Pour améliorer l’apprentissage des plus fragiles, on doit mettre en place des pédagogies différenciées. A 23, c’est difficile et on est tenté de faire des cours magistraux au risque de perdre la moitié de la classe. A 16, 17 ou 18, on peut mettre les élèves en activités, par îlots. Ce qu’on nous apprend en formation mais qu’on ne peut pas faire. Vous allez parler de profs corpos... Mais non, je suis dans un syndicat favorable au travail coopératif de type Freinet. Mais les moyens sont un préalable. Si de vrais efforts sont faits - les 60 000 postes ne compensent rien –, on peut imaginer un tas de choses. A Sud, on réfléchit à un collège polytechnique où les savoirs manuels et intellectuels seraient à égalité.
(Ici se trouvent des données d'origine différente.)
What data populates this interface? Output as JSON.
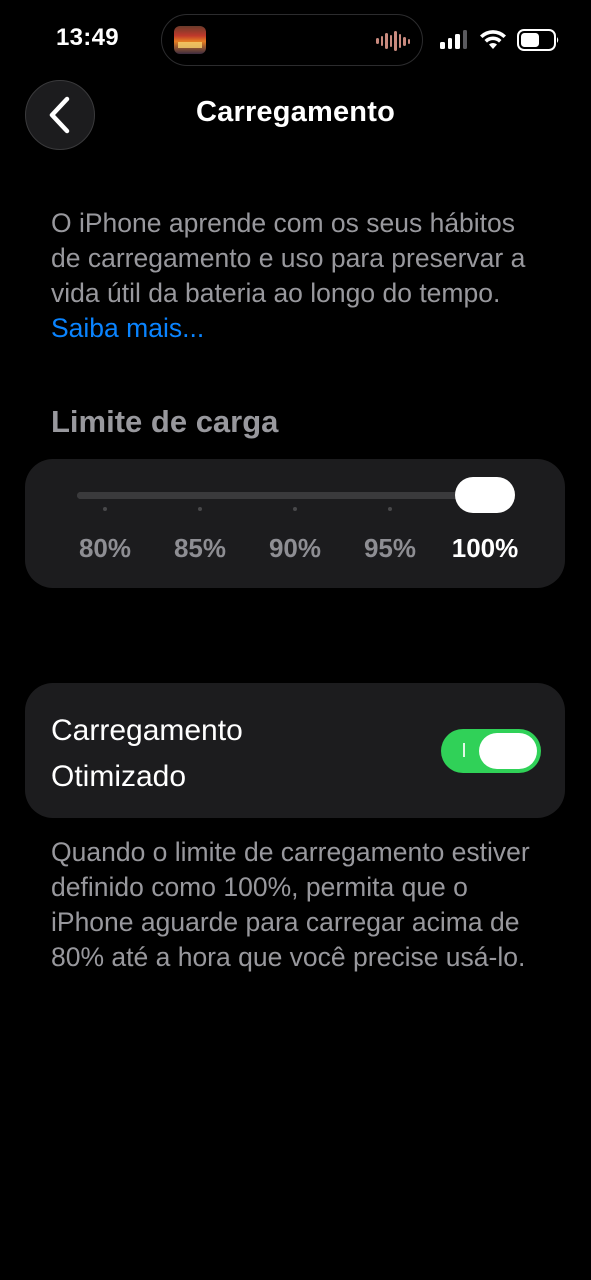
{
  "status_bar": {
    "time": "13:49",
    "icons": [
      "now-playing-artwork",
      "audio-waveform-icon",
      "cellular-signal-icon",
      "wifi-icon",
      "battery-icon"
    ]
  },
  "nav": {
    "back_icon": "chevron-left-icon",
    "title": "Carregamento"
  },
  "intro": {
    "text": "O iPhone aprende com os seus hábitos de carregamento e uso para preservar a vida útil da bateria ao longo do tempo.",
    "link_label": "Saiba mais..."
  },
  "charge_limit": {
    "header": "Limite de carga",
    "options": [
      "80%",
      "85%",
      "90%",
      "95%",
      "100%"
    ],
    "selected_index": 4
  },
  "optimized_charging": {
    "label_line1": "Carregamento",
    "label_line2": "Otimizado",
    "enabled": true
  },
  "footnote": "Quando o limite de carregamento estiver definido como 100%, permita que o iPhone aguarde para carregar acima de 80% até a hora que você precise usá-lo.",
  "colors": {
    "background": "#000000",
    "card": "#1c1c1e",
    "secondary_text": "#98989d",
    "link": "#0a84ff",
    "toggle_on": "#30d158"
  }
}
Mais pour ce que j’en sais, le projet de réforme me semble dangereux, avec l’autonomie des établissements et la mise en concurrence, des enseignements distincts suivant les publics, des diplômes n’ayant pas les mêmes valeurs… Tout cela conduisant à un accroissement des inégalités. »

Véronique Soulé

Extrait de cafepedagogique.net du 09.03.2015 : La chronique de Véronique Soulé : Quand des profs imaginent la réforme du collège...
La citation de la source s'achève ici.